How Medicaid Planning Causes Harm
It is not enough to assert that because Medicaid planning takes place within the U. S. free market, it is always ethically justified. As David McGuffey and I wrote in the second article in our two-part series, Medicaid planning that results in harm to the elder is unethical. (Timothy L. Takacs and David L. McGuffey, "Revisiting the Ethics of Medicaid Planning," NAELA Quarterly, Summer 2004.)
Many Medicaid planners are sensitive to the charge that Medicaid planning exploits the incapacitated elder. They respond by asserting that mentally-incapacitated persons should not be deprived of the right to engage in prudent financial planning merely because of their disability. That is why elders make durable powers of attorney and create joint tenancies with children, so that others can manage their assets on their behalf.
No one should be deprived of the right to plan his own affairs merely because he lacks capacity, when the law gives him such tools (powers of attorney and the like) just for that purpose. Medicaid planning as it is usually practiced, however, focuses solely on attaining Medicaid eligibility, not on protecting assets in order to meet the other basic needs of the individual. Is the Medicaid planner protecting assets for the benefit of the client-elder, or to protect the children's inheritance?

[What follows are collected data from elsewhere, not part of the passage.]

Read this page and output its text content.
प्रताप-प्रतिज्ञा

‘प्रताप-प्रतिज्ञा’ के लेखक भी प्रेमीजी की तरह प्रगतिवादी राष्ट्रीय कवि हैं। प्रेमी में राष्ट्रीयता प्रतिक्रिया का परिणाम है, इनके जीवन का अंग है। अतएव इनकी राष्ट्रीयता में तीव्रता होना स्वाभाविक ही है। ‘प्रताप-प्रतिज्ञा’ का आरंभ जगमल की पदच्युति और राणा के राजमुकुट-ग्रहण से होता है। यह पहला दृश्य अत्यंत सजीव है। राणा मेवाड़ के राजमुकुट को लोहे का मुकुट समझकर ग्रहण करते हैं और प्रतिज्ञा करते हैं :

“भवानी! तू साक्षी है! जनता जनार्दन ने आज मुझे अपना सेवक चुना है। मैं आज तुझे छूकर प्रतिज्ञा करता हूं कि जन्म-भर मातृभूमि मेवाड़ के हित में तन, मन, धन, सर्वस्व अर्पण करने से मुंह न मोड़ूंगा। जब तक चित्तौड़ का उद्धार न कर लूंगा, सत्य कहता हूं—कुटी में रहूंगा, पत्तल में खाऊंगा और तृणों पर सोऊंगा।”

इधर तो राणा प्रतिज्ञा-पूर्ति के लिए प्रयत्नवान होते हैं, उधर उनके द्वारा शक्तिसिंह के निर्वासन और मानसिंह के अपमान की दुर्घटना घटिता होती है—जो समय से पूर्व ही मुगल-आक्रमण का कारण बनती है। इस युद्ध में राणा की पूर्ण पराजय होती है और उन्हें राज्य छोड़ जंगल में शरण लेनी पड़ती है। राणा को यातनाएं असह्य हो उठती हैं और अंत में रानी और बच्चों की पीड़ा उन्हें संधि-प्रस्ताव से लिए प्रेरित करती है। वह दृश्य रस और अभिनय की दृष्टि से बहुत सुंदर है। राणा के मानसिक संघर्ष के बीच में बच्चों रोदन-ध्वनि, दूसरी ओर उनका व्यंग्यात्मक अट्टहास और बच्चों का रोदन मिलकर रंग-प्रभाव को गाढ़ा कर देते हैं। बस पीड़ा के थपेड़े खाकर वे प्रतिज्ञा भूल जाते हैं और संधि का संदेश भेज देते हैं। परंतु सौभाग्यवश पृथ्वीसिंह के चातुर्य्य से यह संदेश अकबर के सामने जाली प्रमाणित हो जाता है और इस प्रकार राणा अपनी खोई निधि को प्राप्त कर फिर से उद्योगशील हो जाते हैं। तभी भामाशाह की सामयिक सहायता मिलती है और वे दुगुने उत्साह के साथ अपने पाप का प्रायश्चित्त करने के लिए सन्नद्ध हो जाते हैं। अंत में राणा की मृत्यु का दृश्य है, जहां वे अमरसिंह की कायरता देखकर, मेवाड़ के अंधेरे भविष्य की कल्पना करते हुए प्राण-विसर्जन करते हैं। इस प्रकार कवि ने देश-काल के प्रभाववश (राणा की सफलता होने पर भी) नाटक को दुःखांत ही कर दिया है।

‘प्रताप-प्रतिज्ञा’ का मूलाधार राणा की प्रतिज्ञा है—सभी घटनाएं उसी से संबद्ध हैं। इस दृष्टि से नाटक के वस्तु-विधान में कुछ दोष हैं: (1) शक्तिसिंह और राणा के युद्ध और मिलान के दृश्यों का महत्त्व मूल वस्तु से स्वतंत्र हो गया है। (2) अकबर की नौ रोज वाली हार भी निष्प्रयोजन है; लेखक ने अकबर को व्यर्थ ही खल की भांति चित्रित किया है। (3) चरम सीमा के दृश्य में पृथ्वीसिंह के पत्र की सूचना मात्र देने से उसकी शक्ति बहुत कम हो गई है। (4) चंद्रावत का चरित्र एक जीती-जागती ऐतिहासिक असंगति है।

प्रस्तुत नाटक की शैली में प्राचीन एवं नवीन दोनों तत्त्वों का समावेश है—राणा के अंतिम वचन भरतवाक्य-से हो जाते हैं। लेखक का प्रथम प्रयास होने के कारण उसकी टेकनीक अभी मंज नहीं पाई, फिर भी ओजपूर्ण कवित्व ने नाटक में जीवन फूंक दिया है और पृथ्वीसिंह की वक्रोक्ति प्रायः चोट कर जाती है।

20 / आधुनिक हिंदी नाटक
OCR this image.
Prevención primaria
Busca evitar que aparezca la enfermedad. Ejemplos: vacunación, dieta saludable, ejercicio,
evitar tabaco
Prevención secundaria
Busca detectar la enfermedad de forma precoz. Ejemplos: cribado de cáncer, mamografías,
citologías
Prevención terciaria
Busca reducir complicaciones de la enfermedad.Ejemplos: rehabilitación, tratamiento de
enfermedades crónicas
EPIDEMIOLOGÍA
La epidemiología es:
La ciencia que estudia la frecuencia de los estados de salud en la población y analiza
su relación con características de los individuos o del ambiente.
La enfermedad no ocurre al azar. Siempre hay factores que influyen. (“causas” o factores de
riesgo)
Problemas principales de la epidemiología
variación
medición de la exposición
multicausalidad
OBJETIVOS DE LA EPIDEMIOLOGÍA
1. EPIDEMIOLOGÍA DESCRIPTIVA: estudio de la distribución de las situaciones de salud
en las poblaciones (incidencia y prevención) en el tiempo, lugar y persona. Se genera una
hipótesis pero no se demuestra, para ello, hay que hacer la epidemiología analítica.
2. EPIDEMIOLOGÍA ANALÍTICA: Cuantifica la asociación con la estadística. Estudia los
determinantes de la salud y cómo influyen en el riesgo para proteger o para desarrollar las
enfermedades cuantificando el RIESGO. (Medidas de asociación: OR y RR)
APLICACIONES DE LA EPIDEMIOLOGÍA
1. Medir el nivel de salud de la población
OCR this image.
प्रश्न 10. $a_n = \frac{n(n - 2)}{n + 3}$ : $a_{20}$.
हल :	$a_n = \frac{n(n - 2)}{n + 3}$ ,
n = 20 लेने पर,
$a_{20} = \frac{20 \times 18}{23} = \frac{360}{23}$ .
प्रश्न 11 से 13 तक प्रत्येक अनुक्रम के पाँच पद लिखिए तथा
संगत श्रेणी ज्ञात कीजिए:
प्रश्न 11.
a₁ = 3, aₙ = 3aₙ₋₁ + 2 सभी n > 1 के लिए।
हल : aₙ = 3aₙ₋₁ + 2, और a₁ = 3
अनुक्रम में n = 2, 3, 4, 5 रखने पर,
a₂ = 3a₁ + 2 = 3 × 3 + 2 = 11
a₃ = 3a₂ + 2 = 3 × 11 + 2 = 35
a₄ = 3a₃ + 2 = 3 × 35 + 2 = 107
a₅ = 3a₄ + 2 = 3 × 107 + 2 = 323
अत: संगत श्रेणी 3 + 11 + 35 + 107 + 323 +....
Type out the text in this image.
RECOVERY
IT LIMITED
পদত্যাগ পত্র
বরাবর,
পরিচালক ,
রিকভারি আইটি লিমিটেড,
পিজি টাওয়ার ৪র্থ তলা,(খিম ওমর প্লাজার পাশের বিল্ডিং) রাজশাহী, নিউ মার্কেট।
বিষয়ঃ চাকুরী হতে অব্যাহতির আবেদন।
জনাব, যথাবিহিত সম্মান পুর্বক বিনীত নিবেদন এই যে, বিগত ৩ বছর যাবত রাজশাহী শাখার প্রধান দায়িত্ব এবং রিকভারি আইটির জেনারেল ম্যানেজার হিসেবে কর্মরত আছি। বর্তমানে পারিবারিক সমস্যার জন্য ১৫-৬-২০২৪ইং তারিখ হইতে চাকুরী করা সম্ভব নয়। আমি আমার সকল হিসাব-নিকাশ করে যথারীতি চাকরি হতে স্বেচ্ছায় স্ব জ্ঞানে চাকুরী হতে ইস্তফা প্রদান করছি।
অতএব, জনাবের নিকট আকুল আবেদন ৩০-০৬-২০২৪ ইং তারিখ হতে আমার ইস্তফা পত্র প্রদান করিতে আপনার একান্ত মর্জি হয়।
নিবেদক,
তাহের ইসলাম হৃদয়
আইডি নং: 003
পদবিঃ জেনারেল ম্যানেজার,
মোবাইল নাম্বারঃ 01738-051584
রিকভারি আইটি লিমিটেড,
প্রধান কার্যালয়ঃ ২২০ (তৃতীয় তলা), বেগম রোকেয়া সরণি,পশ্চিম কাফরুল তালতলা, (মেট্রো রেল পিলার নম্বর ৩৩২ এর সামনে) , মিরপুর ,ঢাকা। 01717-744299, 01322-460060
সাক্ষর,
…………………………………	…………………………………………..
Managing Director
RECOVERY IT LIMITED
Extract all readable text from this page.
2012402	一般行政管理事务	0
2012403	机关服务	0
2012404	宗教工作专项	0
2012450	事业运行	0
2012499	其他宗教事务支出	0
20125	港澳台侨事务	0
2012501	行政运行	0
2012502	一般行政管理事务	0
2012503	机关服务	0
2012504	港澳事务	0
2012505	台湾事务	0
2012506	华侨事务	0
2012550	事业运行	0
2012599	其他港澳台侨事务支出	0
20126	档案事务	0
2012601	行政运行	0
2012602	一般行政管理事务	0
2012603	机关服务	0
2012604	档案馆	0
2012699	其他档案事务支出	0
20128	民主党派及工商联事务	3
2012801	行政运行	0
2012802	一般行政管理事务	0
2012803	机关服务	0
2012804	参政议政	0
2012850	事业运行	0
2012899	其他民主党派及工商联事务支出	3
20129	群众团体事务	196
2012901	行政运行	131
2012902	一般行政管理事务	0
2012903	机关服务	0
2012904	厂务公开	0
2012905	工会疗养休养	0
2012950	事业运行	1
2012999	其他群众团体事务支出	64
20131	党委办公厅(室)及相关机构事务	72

David McGuffey and I criticize asset-focused Medicaid planning that elevates protecting the elder's assets from the nursing home above all other goals, particularly above the goal of promoting and maintaining the elder's quality of life and quality of care. As we concluded, the elder law attorney who is hired to do Medicaid planning, but who fails to take reasonable measures to avoid or minimize the likelihood that harm will result to his client, is acting unethically.
Yet, as our second article discussed, what would the elder want to do with his or her money? How much does the Elder Law Attorney and the family member really know about the elder's wishes? Are decisions being made that are in the best interests of the elder or of the elder's family? Is there a fundamental and irreconcilable conflict between assuring quality of care and asset protection?